“Meanwhile, we have to acknowledge that lack of central coordination means that pandemic-induced change is bottom up. The state of the world is currently a Jackson Pollock painting. Whatever new world emerges will not be the predictable outcome of one policy but the unpredictable net force of thousands of different policy and business responses. Focusing on individual problems still tells us nothing about the final general picture. We know very little about how inflation will develop, or the pandemic or how supply chains will respond. Up until a few months ago, at least we knew the central driver for risk assets: central bank accommodation. However, inflation has, at least for now, de-fanged central bankers.
“Here’s what we do know: US stocks are expensive and concentrated but there aren’t many alternatives to the world’s deepest and most advanced market. In fact, there are few alternatives to stocks altogether, in a world where inflation might ‘eat’ 5% from cash and bond yields each year. In fact, fixed income is universally expensive and central banks might not be able to keep buying new issuance at the current pace. An asset re-rating (vernacular for a correction in asset prices) is increasingly possible due to the QE paradigm shift. Meanwhile, inflation is here, now. All that uncertainty is bad for business. But how risk assets are going to do is still unknown, as the drivers have been for too long completely decoupled from all of the above. It could be that the ‘residual liquidity’ and ‘There is no alternative to stocks’ arguments prevail. Or it could be that markets go into ‘fear mode’ and secular volatility rises.
“In hindsight it will all make sense, it usually does. But from where we are today, we feel that the unprecedented uncertainty mandates less tactical and more strategic positioning. In a post-QE world, where ‘beta’ strategies will be less important and ‘alpha’ strategies have low conviction, it’s a good idea to stick to ‘first principles’. Trust long-term assumptions and strategic asset allocation as a main driver of portfolio performance. Portfolio weights, such as our fixed income and duration underweight, should reflect only high conviction.

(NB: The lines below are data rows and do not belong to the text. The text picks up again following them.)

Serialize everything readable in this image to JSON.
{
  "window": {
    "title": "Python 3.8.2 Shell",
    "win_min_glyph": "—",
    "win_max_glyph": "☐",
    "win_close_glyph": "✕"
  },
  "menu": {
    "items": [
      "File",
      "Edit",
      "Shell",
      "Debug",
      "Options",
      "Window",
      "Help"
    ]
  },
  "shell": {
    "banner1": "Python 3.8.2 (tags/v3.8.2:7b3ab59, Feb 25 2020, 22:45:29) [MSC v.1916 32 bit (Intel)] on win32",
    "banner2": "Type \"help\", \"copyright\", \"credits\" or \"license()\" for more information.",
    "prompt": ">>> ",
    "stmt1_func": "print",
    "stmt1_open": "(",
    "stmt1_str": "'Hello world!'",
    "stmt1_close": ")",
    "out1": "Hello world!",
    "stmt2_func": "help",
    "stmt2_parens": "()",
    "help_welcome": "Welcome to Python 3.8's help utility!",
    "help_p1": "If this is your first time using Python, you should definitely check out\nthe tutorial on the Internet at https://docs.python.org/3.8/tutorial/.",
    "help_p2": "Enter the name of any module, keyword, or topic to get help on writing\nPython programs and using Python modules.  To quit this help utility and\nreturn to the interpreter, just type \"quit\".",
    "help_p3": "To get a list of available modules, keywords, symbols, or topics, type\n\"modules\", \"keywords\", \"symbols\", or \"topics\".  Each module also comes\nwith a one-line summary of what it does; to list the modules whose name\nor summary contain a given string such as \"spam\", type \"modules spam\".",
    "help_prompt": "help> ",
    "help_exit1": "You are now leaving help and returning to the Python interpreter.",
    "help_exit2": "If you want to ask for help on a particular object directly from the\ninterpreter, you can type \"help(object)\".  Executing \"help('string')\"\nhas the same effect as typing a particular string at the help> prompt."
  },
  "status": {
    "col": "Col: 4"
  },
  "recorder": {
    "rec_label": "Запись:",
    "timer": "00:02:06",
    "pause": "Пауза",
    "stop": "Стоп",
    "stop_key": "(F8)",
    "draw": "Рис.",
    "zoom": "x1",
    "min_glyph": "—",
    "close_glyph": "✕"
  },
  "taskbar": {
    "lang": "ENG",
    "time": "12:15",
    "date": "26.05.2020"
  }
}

“The key takeaway from our predicament should be a sobering one: Humanity’s innate anthropocentrism and technological prowess must not lead to the false conclusion that nature has been, or may yet be, conquered. A simple virus can upset civilisation as we know it. So what does this say about much bigger threats like climate change? Environmental preservation in the years to come, will not be an option, but a necessity. Which is why this theme will become gradually even more central to our investment approach as years go by.